次々と現れる「家元の種」。その背後にいる実力者達。
そんな夫の裏切りにも静かに傷つきながらも
更に秋子を追い詰めるのは、寿々と千春までもが
家元」に名乗りをあげたこと。
まるで人が変わったように狂奔する妹。
昔から結局「家元」が全てだったのかと思わせる母のそぶり。

そんな中で、秋子の心も定まって・・・。

「連舞」からぶっ続けで読むと
秋子の成長ぶりがすごい。
最初は、身体で家元夫人の座を奪った、踊り下手なのに・・・などと
陰口も叩かれていたけれど、
やがて舞も上達し、それが自信にもなって
どんどんと家元夫人としての貫禄を身につけていく。
次期家元を巡る争いの中でも、
政治的手腕を発揮する。格好いい〜

そんな中、初恋の男であり、千春の夫となっていた男が
「舞台がいくら素晴らしくても楽屋裏がこんなにぐちゃぐちゃなんて
 芸術とはいえないよ」と言うのだが
「だからこそ、芸術なのだ。こういうぐちゃぐちゃを乗り越えて
初めて舞台に立つ資格がある」
と答える場面があるのね。
それと合わせて、舞台用のメイクをクレンジングするシーンが出てくる。
きれいに厚化粧をした顔はクリームを塗りつけると
どろどろになる。

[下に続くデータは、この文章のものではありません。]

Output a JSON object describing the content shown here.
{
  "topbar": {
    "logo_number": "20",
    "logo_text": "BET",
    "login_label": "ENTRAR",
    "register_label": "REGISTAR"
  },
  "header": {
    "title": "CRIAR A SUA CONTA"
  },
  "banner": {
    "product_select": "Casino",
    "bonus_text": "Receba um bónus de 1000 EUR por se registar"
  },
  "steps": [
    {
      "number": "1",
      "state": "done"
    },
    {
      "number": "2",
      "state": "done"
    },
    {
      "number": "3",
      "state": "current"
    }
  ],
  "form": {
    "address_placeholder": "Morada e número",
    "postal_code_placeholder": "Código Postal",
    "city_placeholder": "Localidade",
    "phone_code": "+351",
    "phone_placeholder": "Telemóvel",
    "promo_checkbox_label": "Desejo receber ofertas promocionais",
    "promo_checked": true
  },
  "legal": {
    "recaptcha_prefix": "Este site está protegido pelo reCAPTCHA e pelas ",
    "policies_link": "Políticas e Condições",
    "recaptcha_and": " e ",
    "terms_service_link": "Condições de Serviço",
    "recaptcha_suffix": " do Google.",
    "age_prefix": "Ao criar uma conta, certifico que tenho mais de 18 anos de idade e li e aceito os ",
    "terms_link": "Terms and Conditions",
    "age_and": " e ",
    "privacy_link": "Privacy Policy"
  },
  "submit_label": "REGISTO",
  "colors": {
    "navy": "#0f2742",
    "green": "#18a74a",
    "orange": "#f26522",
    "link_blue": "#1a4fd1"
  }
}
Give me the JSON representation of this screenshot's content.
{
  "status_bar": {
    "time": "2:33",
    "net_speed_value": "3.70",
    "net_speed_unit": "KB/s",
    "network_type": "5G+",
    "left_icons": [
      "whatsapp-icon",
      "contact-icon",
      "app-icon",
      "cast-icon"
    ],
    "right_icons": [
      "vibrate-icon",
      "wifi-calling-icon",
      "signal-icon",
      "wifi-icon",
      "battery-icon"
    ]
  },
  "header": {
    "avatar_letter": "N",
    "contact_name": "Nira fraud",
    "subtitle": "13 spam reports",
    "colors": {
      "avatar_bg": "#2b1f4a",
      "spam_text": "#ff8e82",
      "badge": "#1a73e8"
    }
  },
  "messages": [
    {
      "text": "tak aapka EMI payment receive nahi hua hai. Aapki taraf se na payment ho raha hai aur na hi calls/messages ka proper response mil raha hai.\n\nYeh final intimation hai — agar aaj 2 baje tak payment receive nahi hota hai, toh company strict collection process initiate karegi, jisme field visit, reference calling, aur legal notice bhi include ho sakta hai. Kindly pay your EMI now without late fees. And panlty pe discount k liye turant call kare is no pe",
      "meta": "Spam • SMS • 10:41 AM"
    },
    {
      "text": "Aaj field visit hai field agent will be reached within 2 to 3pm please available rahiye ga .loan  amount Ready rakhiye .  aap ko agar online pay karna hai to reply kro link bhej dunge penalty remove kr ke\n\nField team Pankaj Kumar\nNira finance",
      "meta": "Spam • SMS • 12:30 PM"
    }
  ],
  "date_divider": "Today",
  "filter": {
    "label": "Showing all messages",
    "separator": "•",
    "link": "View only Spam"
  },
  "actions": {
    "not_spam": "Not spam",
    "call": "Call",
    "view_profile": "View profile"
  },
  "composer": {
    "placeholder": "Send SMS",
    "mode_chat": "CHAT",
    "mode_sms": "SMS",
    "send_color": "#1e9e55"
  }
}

色んな色が混じって、汚い色になる。
そこがすごく象徴的だった。

わたしは「発表会」などがあるような習い事をしたことがないのだが、
ピアノやバレエ。他に何があるのか庶民には思いつかないけど
そういうハレの舞台を経験していく人間と
そうじゃない人間と、何か違うかもしれないねぇ。
それは学校の発表会じゃダメで。
一番の綺麗な格好で挑むこと。晴れ舞台を踏む事。
ひょっとしたら女子には大事なことなのかもしれない。
日常でも、晴れ舞台がある人間には、裏舞台がある。
日々に埋没して舞台のない人間もいる。そりゃ私なんだけど。
なんとなくそういう事を思いました。